Passing wildcard values in params in snakemake


I am trying to clean a data pipeline by using snakemake. It looks like wildcards are what I need but I don't manage to make it work in params

My function needs a parameter that depends on the wildcard value. For instance, let's say it depends on sample that can either be A or B.

I tried the following (my example is more complicated but this is basically what I am trying to do) :

sample = ["A","B"]

import pandas as pd

def dummy_example(sample):
    return pd.DataFrame({"values": [0,1], "sample": sample})

rule all:
    input:
        "mybucket/sample_{sample}.csv"

rule testing_wildcards:
    output:
        newfile="mybucket/sample_{sample}.csv"
    params:
        additional="{sample}"
    run:
        df = dummy_example(params.additional)
        df.to_csv(output.newfile, index = False)

which gives me the following error:

Wildcards in input files cannot be determined from output files: 'sample'

I followed the doc and put expand in output section. For the params, it looked like this section and this thread was giving me everything needed

sample_list = ["A","B"]

import pandas as pd
import re

def dummy_example(sample):
    return pd.DataFrame({"values": [0,1], "sample": sample})
    
def get_wildcard_from_output(output):
    return re.search(r'sample_(.*?).csv', output).group(1)

rule all:
    input:
        expand("sample_{sample}.csv", sample = sample_list)

rule testing_wildcards:
    output:
        newfile=expand("sample_{sample}.csv", sample = sample_list)
    params:
        additional=lambda wildcards, output: get_wildcard_from_output(output)
    run:
        print(params.additional)
        df = dummy_example(params.additional)
        df.to_csv(output.newfile, index = False)

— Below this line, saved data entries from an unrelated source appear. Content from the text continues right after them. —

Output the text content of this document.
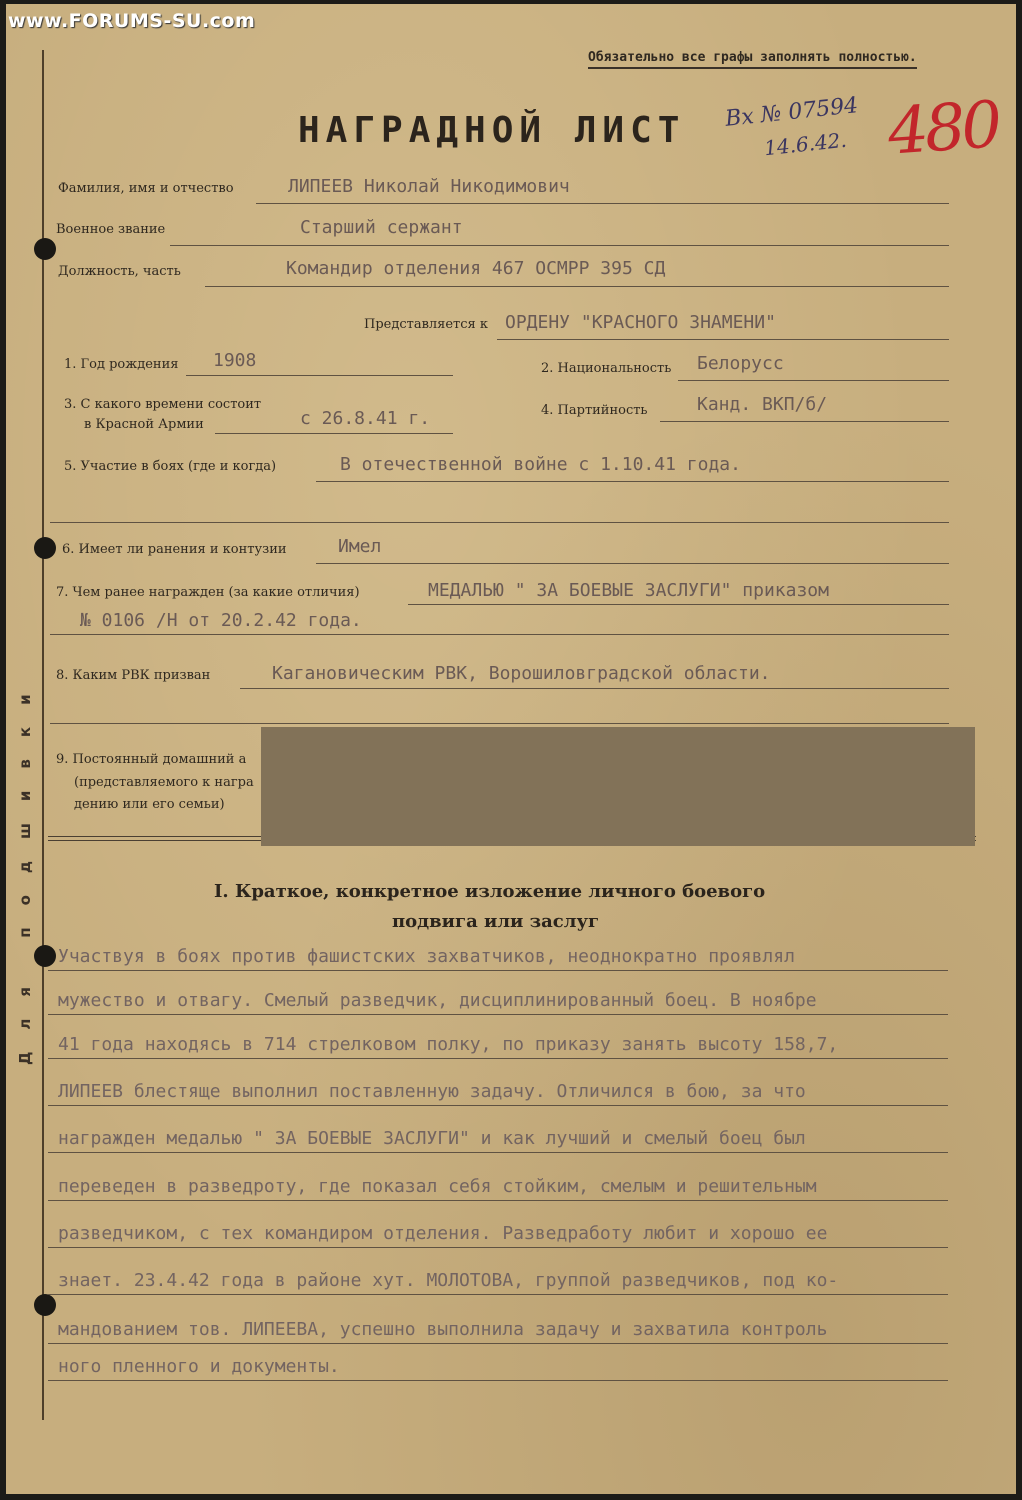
www.FORUMS-SU.com
Для подшивки
Обязательно все графы заполнять полностью.
НАГРАДНОЙ ЛИСТ Вх № 07594
14.6.42. 480
Фамилия, имя и отчество	ЛИПЕЕВ Николай Никодимович
Военное звание	Старший сержант
Должность, часть	Командир отделения 467 ОСМРР 395 СД
Представляется к ОРДЕНУ "КРАСНОГО ЗНАМЕНИ"
1. Год рождения 1908	2. Национальность Белорусс
3. С какого времени состоит
в Красной Армии	с 26.8.41 г.	4. Партийность	Канд. ВКП/б/
5. Участие в боях (где и когда)	В отечественной войне с 1.10.41 года.
6. Имеет ли ранения и контузии	Имел
7. Чем ранее награжден (за какие отличия)	МЕДАЛЬЮ " ЗА БОЕВЫЕ ЗАСЛУГИ" приказом
№ 0106 /Н от 20.2.42 года.
8. Каким РВК призван	Кагановическим РВК, Ворошиловградской области.
9. Постоянный домашний а
(представляемого к награ
дению или его семьи)
I. Краткое, конкретное изложение личного боевого
подвига или заслуг
Участвуя в боях против фашистских захватчиков, неоднократно проявлял
мужество и отвагу. Смелый разведчик, дисциплинированный боец. В ноябре
41 года находясь в 714 стрелковом полку, по приказу занять высоту 158,7,
ЛИПЕЕВ блестяще выполнил поставленную задачу. Отличился в бою, за что
награжден медалью " ЗА БОЕВЫЕ ЗАСЛУГИ" и как лучший и смелый боец был
переведен в разведроту, где показал себя стойким, смелым и решительным
разведчиком, с тех командиром отделения. Разведработу любит и хорошо ее
знает. 23.4.42 года в районе хут. МОЛОТОВА, группой разведчиков, под ко-
мандованием тов. ЛИПЕЕВА, успешно выполнила задачу и захватила контроль
ного пленного и документы.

InputFunctionException in line 16 of /home/jovyan/work/Snakefile: Error: TypeError: expected string or bytes-like object Wildcards:

Is there some way to catch the value of the wildcard in params to apply the value in run ?


Solution

  • I think that you are trying to get the sample wildcard to use as a parameter in your script.

    The wc variable is an instance of snakemake.io.Wildcards which is a snakemake.io.Namedlist. You can call .get(key) on these objects, so we can use a lambda function to generate the params.

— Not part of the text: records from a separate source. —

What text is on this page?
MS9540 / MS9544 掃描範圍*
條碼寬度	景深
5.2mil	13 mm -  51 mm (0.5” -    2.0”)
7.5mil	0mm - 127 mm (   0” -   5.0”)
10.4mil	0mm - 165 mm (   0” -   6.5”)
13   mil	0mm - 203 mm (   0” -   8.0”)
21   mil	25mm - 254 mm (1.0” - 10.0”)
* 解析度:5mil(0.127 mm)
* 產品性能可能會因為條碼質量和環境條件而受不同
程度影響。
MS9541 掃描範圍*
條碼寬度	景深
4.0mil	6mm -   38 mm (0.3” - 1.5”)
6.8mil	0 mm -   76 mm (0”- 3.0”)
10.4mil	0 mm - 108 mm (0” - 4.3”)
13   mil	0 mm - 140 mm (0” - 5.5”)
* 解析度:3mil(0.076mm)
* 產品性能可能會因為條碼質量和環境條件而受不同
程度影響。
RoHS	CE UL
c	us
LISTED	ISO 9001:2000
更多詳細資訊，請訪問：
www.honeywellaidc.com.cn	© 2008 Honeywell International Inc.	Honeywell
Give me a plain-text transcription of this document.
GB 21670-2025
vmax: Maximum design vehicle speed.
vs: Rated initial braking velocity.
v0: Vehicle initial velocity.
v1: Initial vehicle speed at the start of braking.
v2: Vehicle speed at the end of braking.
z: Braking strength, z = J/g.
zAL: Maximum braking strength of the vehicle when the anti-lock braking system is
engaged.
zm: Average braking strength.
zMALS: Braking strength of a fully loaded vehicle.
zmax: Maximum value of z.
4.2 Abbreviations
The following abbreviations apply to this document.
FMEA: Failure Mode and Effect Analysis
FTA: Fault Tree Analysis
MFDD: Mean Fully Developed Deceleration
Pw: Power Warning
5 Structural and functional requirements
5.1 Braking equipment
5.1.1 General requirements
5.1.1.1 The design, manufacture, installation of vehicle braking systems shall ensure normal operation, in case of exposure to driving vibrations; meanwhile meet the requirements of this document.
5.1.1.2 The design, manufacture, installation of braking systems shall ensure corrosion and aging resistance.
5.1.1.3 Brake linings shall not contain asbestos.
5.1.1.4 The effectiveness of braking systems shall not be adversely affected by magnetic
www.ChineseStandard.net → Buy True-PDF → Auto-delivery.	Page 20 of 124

    samples_from_wc=lambda wc: wc.get("sample") and use this in the run/shell as params.samples_from_wc.

    sample_list = ["A","B"]
    
    import pandas as pd
    
    def dummy_data(sample):
        return pd.DataFrame({"values": [0, 1], "sample": sample})
    
    rule all:
        input: expand("sample_{sample}.csv", sample=sample_list)
    
    rule testing_wildcards:
        output:
            newfile="sample_{sample}.csv"
        params:
            samples_from_wc=lambda wc: wc.get("sample")
        run:
            # Load input
            df = dummy_data(params.samples_from_wc)
            # Write output
            df.to_csv(output.newfile, index=False)